The Disingenuous Arguments Behind the One-Year Delay in Releasing the Sandy Hook 911 Calls

Today, nearly a year after Adam Lanza murdered 20
children and six adults at Sandy Hook Elementary School in Newtown,
Connecticut, the city finally released
recordings
of 911 calls made from the scene of that horrifying
crime. The long delay was due to opposition by State’s Attorney
Stephen Sedensky, who while overseeing the investigation of the
massacre became so concerned about the feelings of the victims’
families that he lost sight of his legal obligations.
Connecticut’s Freedom
of Information Act
 creates a presumption in favor of
making public records public, and Sedensky fell far short of
showing that the 911 recordings qualified for any of the
recognized exceptions. 

How far short? In his
November 26 order
 upholding the Connecticut Freedom of
Information Commission’s rejection of Sedensky’s bid to keep the
recordings under wraps, Superior Court Judge Eliot Prescott said
one of the prosecutor’s arguments “borders on the frivolous.” He
was referring to Sedensky’s claim that 911 calls, which are
routinely released by police in cases that attract public
attention, should be treated like “signed statements from
witnesses” taken as part of a criminal investigation.

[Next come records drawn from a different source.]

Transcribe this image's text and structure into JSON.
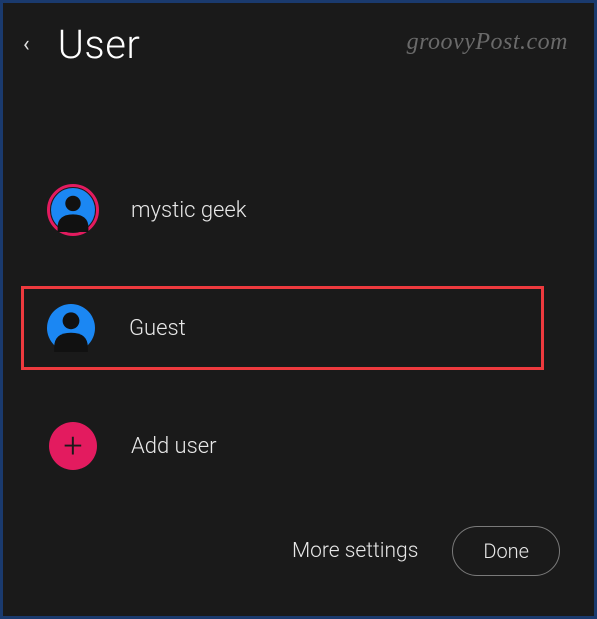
{
  "header": {
    "title": "User"
  },
  "watermark": "groovyPost.com",
  "users": [
    {
      "label": "mystic geek"
    },
    {
      "label": "Guest"
    },
    {
      "label": "Add user"
    }
  ],
  "footer": {
    "more_settings": "More settings",
    "done": "Done"
  },
  "colors": {
    "accent_pink": "#e31b5f",
    "accent_blue": "#1b87f3",
    "highlight_red": "#ee3a3e"
  }
}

Prescott was similarly unimpressed by Sedensky’s claim that the
recordings would reveal the identities of previously unnamed
witnesses, subjecting them to “threat or intimidation.” Prescott
concluded that “the plaintiff has not come close to meeting his
burden to demonstrate that such circumstances exist in this case.”
Having listened to the calls, the judge noted that “only one
individual is mentioned by name, and there is nothing to suggest
his or her identity as a witness is currently unknown to the
public.” Furthermore, the only evidence Sedensky cited that such
exposure might result in threat or intimidation was a reference to
a man who lived across the street from the school and sheltered
children who escaped during Lanza’s attack. Sedensky said this Good
Samaritan was “bothered by what is going on in the media, in terms
of people writing things about him.”

Sedensky also argued that releasing the 911 recordings would
jeopardize “prospective law enforcement action.” What action might
that be, you may wonder, since the perpetrator killed himself
before police entered the school? Prescott wondered the same thing.
Sedensky argued that even if he did not plan to prosecute anyone
the case was not closed until he said it was, and releasing the
recordings before them would be unacceptably risky. “This court
disagrees with the plaintiff’s expansive definition of ‘law
enforcement action,'” Prescott wrote. “The plaintiff has cited no
legal authority for his broad characterization of the phrase.” Even
if a prosecution were possible, the judge observed, Sedensky had
not explained why letting the public hear the 911 calls would
compromise it.

Even more of a stretch was Sedensky’s argument that the 911
recordings constituted records of “child abuse” that by law had to
be kept confidential. As Prescott patiently shows, the statute on
which Sedensky relied very clearly refers to records kept by the
Department of Children and Families concerning child abuse by “(1)
a person responsible for such child’s health, welfare, or care, (2)
a person given access to the child by such responsible person, or
(3) a person entrusted with the care of a child.” The
confidentiality requirement does not apply to the murder of
children by total strangers, a kind of violence that is handled by
“the appropriate local law enforcement agency.”

On the whole, Prescott concluded, Sedensky’s arguments “lack
merit.” That is not surprising, since they were nothing more than
covers for his actual motive, which was to shield the parents of
Lanza’s victims from further pain. That impulse is understandable,
but it does not carve out an exception to the Freedom of
Information Act. If it did, police and prosecutors could suppress
information about crimes at will by arguing that releasing it would
cause victims or their survivors further suffering. Any decent
person feels for the families devastated by the Sandy Hook
massacre. But there is nothing admirable about Sedensky’s
willingness to sacrifice the rule of law, government transparency,
and freedom of the press on the altar of sympathy.